Leocadia pasó dos semanas bajo el techo de Carmen. Otro vecino, el guardia Graciano, se presentó para conocer a los residentes del barrio. Como Carmen no estaba, habló con Leocadia y prometió volver cuando la anciana regresara. Lo hizo varias veces y pronto Graciano se convirtió en su confidente.
Una tarde Graciano llamó a Leocadia y le preguntó si conocía a Iván Álvarez.
Sí, es mi padre.
Él lleva años buscándote.
Así, Leocadia encontró la dicha y la prosperidad. Su padre, feliz de haberla encontrado, le compró un buen apartamento, abrió una cuenta bancaria con varios miles de euros, la ayudó a conseguir un empleo de prestigio y prometió visitarla a menudo.
Leocadia decidió visitar a Carmen, llevarle un regalo y compartir una charla. Llegó a tiempo; Carmen yacía en la cama con fiebre alta, débil y temblorosa.
Me está cayendo un ataque, ¡Leocadia! Temo no poder levantarme.
No, tía Carmen. Ya llamé a la ambulancia; vienen pronto y todo irá bien. ¿Me crees?
Te creo. Y ahora escucha. Trabajo en el orfanato. Hay un niño, Víctor, que acaba de cumplir cinco años. Quiero dejarle mi piso; en la estantería está mi testamento. Que lo guardes.
¿Quién es ese niño? ¿Cómo lo reconoceré?
Lo reconocerás. Lleva dos años junto a la ventana del segundo piso, esperando a su madre fallecida. Ella dice que vendrá en su vestido rojo
La ambulancia llevó a Carmen al hospital; allí permaneció varios días y luego a un sanatorio, todo pagado por Leocadia: la cura y la estancia. Al volver al orfanato, lo primero que vio fue la ventana vacía. Víctor había sido adoptado.
Los niños contaban que, una mañana, al cumplir su guardia, apareció una silueta femenina en el camino. Víctor gritó, apretó el pecho que latía con fuerza: la mujer de vestido rojo lo miró directamente y saludó con la mano.
¡Mamá!
Víctor corrió hacia ella, temiendo que se fuera y lo dejara solo. Pero ella, con los brazos abiertos, se lanzó al encuentro.

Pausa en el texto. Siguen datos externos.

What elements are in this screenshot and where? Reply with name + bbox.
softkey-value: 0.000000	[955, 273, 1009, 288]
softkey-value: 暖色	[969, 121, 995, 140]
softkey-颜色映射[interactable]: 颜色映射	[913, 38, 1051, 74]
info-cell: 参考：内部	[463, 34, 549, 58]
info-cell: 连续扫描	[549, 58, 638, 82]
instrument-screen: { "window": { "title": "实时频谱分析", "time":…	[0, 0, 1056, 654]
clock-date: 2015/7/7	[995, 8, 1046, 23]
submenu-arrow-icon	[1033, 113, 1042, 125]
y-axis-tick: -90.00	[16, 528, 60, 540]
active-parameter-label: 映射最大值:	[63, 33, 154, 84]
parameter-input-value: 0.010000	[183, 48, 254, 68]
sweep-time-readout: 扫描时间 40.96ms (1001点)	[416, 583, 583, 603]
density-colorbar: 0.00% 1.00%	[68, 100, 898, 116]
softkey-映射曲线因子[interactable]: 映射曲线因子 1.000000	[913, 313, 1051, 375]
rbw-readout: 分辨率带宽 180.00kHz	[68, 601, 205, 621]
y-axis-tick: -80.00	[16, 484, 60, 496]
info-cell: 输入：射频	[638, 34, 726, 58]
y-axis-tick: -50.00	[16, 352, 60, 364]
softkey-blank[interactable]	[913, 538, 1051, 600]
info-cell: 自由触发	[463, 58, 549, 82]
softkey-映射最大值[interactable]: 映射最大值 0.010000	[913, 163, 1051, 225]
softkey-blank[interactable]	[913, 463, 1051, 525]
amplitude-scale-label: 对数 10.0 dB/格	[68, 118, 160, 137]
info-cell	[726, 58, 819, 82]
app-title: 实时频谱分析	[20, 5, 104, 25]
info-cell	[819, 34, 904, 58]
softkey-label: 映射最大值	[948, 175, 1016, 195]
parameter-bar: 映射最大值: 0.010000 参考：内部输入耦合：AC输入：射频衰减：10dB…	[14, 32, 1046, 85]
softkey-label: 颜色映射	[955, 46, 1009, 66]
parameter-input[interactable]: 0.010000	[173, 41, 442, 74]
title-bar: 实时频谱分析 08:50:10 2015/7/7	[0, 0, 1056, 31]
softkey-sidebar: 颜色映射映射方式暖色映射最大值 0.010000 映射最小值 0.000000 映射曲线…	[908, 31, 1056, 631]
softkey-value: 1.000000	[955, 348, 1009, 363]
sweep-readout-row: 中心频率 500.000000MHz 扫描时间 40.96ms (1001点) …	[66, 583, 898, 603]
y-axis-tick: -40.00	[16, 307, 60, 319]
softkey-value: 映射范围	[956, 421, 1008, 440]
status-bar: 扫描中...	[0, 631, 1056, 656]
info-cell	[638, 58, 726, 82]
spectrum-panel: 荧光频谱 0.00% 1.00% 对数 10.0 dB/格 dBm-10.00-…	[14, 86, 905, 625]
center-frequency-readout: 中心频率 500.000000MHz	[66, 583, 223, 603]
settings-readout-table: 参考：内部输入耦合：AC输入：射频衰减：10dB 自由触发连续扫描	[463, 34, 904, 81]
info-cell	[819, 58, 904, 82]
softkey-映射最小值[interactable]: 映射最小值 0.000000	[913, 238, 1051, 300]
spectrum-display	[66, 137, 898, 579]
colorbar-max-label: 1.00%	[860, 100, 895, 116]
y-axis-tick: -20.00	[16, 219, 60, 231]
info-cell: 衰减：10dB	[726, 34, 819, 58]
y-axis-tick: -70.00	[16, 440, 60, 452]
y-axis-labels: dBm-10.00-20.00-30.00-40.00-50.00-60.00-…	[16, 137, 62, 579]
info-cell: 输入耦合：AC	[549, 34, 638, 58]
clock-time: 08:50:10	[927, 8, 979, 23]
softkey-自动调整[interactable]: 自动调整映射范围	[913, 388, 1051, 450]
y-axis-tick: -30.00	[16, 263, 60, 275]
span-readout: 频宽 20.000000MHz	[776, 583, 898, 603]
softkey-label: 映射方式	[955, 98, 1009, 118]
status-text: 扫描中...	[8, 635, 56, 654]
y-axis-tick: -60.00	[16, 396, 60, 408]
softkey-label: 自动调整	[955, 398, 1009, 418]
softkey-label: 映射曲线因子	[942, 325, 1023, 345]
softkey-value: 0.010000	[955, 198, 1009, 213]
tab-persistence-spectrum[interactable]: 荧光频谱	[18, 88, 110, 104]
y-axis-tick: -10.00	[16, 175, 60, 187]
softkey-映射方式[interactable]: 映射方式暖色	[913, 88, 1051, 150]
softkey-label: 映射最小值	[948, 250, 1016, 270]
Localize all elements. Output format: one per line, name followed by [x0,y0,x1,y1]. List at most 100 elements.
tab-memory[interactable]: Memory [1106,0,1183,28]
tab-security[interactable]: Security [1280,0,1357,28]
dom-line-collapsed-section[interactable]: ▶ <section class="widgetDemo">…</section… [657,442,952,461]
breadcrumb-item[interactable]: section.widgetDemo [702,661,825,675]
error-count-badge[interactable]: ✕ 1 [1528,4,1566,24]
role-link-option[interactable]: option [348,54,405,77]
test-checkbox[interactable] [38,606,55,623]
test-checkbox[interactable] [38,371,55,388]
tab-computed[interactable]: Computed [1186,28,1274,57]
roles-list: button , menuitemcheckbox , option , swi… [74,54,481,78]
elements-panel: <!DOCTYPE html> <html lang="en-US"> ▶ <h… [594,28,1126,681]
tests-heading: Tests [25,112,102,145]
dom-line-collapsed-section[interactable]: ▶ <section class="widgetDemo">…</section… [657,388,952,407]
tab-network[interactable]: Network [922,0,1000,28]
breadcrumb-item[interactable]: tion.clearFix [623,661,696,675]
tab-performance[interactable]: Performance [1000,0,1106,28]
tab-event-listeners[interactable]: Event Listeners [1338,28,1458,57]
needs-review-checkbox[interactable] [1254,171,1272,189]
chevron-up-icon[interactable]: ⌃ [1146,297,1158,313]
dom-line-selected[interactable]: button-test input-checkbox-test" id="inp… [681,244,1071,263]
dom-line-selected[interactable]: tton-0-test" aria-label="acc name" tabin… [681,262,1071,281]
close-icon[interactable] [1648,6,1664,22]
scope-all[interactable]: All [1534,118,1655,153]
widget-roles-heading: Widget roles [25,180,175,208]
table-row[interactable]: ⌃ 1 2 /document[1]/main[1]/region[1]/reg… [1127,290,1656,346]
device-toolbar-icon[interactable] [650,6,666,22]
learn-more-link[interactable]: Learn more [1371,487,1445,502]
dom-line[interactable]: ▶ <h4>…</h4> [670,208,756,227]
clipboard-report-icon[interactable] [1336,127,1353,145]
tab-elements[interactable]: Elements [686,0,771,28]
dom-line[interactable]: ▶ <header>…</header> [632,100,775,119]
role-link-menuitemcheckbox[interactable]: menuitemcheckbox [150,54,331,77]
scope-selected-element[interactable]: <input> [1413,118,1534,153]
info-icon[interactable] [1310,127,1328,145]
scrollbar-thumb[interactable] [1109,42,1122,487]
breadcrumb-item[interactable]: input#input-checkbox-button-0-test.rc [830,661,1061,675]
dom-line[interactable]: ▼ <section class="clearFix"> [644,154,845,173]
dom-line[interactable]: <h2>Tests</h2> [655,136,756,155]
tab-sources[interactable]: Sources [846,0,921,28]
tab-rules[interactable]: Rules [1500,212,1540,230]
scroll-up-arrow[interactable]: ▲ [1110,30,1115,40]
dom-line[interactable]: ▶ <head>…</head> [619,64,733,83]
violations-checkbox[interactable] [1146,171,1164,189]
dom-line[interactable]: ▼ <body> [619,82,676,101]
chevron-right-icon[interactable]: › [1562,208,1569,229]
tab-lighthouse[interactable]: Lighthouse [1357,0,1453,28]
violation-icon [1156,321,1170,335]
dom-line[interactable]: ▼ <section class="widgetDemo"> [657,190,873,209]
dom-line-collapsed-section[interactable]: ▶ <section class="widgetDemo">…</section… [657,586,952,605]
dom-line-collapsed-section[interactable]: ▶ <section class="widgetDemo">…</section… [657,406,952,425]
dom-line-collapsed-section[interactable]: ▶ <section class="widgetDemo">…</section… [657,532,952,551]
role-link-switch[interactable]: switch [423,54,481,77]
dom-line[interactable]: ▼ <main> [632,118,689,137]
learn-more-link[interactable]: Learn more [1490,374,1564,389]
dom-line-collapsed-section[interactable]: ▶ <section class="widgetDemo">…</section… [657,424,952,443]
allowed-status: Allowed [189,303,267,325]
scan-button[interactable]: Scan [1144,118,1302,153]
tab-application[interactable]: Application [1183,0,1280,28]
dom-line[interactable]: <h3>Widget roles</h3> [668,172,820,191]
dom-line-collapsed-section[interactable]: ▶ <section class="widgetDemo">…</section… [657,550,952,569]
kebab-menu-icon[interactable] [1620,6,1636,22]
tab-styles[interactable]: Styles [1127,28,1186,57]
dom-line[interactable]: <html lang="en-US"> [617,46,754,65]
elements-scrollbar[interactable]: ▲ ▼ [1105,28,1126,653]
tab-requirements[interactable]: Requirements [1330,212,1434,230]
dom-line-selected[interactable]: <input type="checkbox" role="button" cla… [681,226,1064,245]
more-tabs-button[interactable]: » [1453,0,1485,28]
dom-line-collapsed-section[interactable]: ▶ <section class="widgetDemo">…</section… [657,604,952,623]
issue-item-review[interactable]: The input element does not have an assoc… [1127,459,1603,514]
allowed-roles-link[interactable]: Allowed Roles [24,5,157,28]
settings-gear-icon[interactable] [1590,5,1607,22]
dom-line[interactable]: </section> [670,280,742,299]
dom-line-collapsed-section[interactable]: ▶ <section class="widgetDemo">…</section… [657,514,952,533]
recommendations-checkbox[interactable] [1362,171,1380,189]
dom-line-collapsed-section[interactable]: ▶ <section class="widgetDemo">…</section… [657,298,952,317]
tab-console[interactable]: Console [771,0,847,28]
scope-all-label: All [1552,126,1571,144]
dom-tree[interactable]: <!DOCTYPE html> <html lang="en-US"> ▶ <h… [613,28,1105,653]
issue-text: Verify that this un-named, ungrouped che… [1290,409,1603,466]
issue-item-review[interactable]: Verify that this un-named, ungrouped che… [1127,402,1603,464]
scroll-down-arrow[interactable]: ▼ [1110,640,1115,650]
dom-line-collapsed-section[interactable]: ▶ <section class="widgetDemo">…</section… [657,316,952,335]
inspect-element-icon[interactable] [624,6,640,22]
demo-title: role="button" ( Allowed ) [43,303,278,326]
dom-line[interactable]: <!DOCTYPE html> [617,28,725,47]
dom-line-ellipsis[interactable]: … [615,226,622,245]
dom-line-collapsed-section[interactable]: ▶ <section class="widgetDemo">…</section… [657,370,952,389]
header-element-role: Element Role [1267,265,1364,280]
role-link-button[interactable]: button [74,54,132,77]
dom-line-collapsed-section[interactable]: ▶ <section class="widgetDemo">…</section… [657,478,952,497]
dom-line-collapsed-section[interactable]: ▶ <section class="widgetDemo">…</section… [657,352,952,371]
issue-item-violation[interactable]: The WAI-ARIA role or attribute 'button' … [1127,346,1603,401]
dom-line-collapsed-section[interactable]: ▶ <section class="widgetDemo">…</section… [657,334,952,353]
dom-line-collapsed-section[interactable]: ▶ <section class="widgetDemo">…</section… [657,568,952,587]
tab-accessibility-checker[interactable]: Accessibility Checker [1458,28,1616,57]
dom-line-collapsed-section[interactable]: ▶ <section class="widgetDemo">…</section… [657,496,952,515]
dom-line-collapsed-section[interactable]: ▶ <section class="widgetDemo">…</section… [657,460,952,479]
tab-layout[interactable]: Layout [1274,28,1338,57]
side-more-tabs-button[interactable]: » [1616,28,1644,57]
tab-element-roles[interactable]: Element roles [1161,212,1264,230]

¡Mamá! ¡Mamá, querida! Sabía que vendrías, ¡te esperé toda la vida!
Leocadia, abrazando al flaco cuerpo del niño, supo con certeza que haría todo para que nunca más conociera el dolor. Pasaron los años; Leocadia y Graciano vivían en una amplia casa, criaban a Víctor, que se preparaba para la escuela y aguardaba la llegada de un hermanito. Con ellos también residía la anciana Carmen, eternamente agradecida a Leocadia y a Graciano. La felicidad silenciosa de esa familia residía en el amor que se entregaban cada día, como un sueño que nunca termina.